Nota del Editor: Jorge Gómez Barata es columnista, periodista y exfuncionario del Departamento Ideológico del Comité Central del Partido Comunista de Cuba y exvicepresidente de la Agencia de noticias Prensa Latina. Las opiniones expresadas en este texto corresponden exclusivamente al autor.
Desde la madurez, la nueva izquierda latinoamericana se aparta de dogmas y prejuicios que, en el pasado, limitaron su radio de acción y disminuyeron su capacidad de convocatoria, aproximándose a expresiones avanzadas del pensamiento político y haciendo suyas categorías universales, entre ellas la democracia.
La relevancia de la democracia radica en sus preceptos y en su práctica, sobre todo en su asociación con el poder. No se trata de cualquier poder, sino del poder del pueblo. No hay acción más revolucionaria y decisiva que la introducción y la defensa de la democracia. Todas las revoluciones se han hecho en su favor y ninguna acción contra ella ha sido jamás progresista.
En las formaciones sociales preindustriales como la esclavitud y el feudalismo, el poder se ejercía de modo despótico y en forma unipersonal; no existían instituciones y la participación política de las mayorías era desconocida. Tampoco se reconocían los derechos humanos, las libertades civiles, ni el acceso a la propiedad y a la iniciativa económica popular.
Entronizada en andas del progreso económico y las revoluciones políticas del siglo XVIII en Norteamérica y Francia y que, mediante las luchas populares, avanzó por Europa y con la independencia trató de extenderse por Hispanoamérica, la democracia introdujo la idea de que el individuo es ciudadano no súbdito y que el soberano es el pueblo y no el rey. La soberanía popular cambió las reglas y los actores del proceso histórico.
En América Latina, la democracia ha florecido en algunos países y momentos. En otros, ha sido aplastada mediante golpes de Estado, en otros cooptada por líderes y gobiernos que no la han honrado. En la mayoría, ha estado secuestrada por las oligarquías nativas que impidieron su desarrollo.
Lo que convierte en revolucionaria a la democracia es su capacidad de empoderar al pueblo.

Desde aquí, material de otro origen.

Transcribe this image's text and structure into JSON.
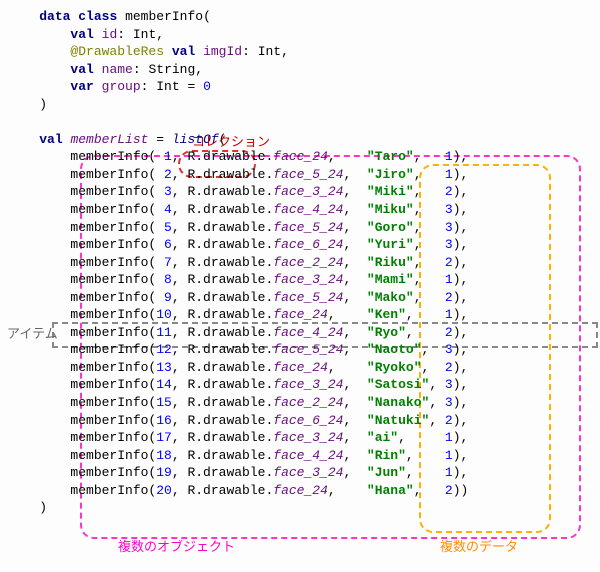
{
  "class_decl": {
    "kw_data": "data",
    "kw_class": "class",
    "name": "memberInfo",
    "fields": [
      {
        "kw": "val",
        "name": "id",
        "type": "Int"
      },
      {
        "ann": "@DrawableRes",
        "kw": "val",
        "name": "imgId",
        "type": "Int"
      },
      {
        "kw": "val",
        "name": "name",
        "type": "String"
      },
      {
        "kw": "var",
        "name": "group",
        "type": "Int",
        "default": "0"
      }
    ]
  },
  "list_decl": {
    "kw": "val",
    "name": "memberList",
    "fn": "listOf"
  },
  "rows": [
    {
      "id": "1",
      "face": "face_24",
      "pad": "   ",
      "name_": "Taro",
      "spad": "  ",
      "g": "1"
    },
    {
      "id": "2",
      "face": "face_5_24",
      "pad": " ",
      "name_": "Jiro",
      "spad": "  ",
      "g": "1"
    },
    {
      "id": "3",
      "face": "face_3_24",
      "pad": " ",
      "name_": "Miki",
      "spad": "  ",
      "g": "2"
    },
    {
      "id": "4",
      "face": "face_4_24",
      "pad": " ",
      "name_": "Miku",
      "spad": "  ",
      "g": "3"
    },
    {
      "id": "5",
      "face": "face_5_24",
      "pad": " ",
      "name_": "Goro",
      "spad": "  ",
      "g": "3"
    },
    {
      "id": "6",
      "face": "face_6_24",
      "pad": " ",
      "name_": "Yuri",
      "spad": "  ",
      "g": "3"
    },
    {
      "id": "7",
      "face": "face_2_24",
      "pad": " ",
      "name_": "Riku",
      "spad": "  ",
      "g": "2"
    },
    {
      "id": "8",
      "face": "face_3_24",
      "pad": " ",
      "name_": "Mami",
      "spad": "  ",
      "g": "1"
    },
    {
      "id": "9",
      "face": "face_5_24",
      "pad": " ",
      "name_": "Mako",
      "spad": "  ",
      "g": "2"
    },
    {
      "id": "10",
      "face": "face_24",
      "pad": "   ",
      "name_": "Ken",
      "spad": "   ",
      "g": "1"
    },
    {
      "id": "11",
      "face": "face_4_24",
      "pad": " ",
      "name_": "Ryo",
      "spad": "   ",
      "g": "2"
    },
    {
      "id": "12",
      "face": "face_5_24",
      "pad": " ",
      "name_": "Naoto",
      "spad": " ",
      "g": "3"
    },
    {
      "id": "13",
      "face": "face_24",
      "pad": "   ",
      "name_": "Ryoko",
      "spad": " ",
      "g": "2"
    },
    {
      "id": "14",
      "face": "face_3_24",
      "pad": " ",
      "name_": "Satosi",
      "spad": "",
      "g": "3"
    },
    {
      "id": "15",
      "face": "face_2_24",
      "pad": " ",
      "name_": "Nanako",
      "spad": "",
      "g": "3"
    },
    {
      "id": "16",
      "face": "face_6_24",
      "pad": " ",
      "name_": "Natuki",
      "spad": "",
      "g": "2"
    },
    {
      "id": "17",
      "face": "face_3_24",
      "pad": " ",
      "name_": "ai",
      "spad": "    ",
      "g": "1"
    },
    {
      "id": "18",
      "face": "face_4_24",
      "pad": " ",
      "name_": "Rin",
      "spad": "   ",
      "g": "1"
    },
    {
      "id": "19",
      "face": "face_3_24",
      "pad": " ",
      "name_": "Jun",
      "spad": "   ",
      "g": "1"
    },
    {
      "id": "20",
      "face": "face_24",
      "pad": "   ",
      "name_": "Hana",
      "spad": "  ",
      "g": "2"
    }
  ],
  "labels": {
    "collection": "コレクション",
    "item": "アイテム",
    "objects": "複数のオブジェクト",
    "data": "複数のデータ"
  }
}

La democracia asegura la legitimidad del poder, aunque no su eficiencia, la probidad de los gobernantes ni el control de las fuerzas sociales que actúan al margen de las instituciones. Universal por su contenido, es un fenómeno nacional, reiteradamente cooptado por factores externos. La solidez del poder asentado en la soberanía popular proviene de la majestad de la ley, de la inviolabilidad de las constituciones, de la solidez de las instituciones y de la celebración de elecciones abiertas, con sufragio universal.
Los pueblos, conjuntos diversos cuyo núcleo está formado por los trabajadores y las clases medias, productores de la riqueza social, los gerentes, accionistas y dueños de pequeñas y medianas empresas que manejan la economía, la intelectualidad que contribuye a enriquecer la espiritualidad, opera los medios de difusión, reproduce los conocimientos. En conjunto, estos estamentos sociales populares forman las mayorías electorales. Bajo las premisas democráticas, mayoría significa poder.
Con todas sus virtudes, la democracia no puede impedir la presencia de demagogos y oportunistas que la manipulan y la traicionan. De ese juego sucio suele formar parte cierto tipo de oposición que aprovecha las ventajas de la democracia para conspirar contra ella. De la oposición hablaré en otra entrega. Allá nos vemos.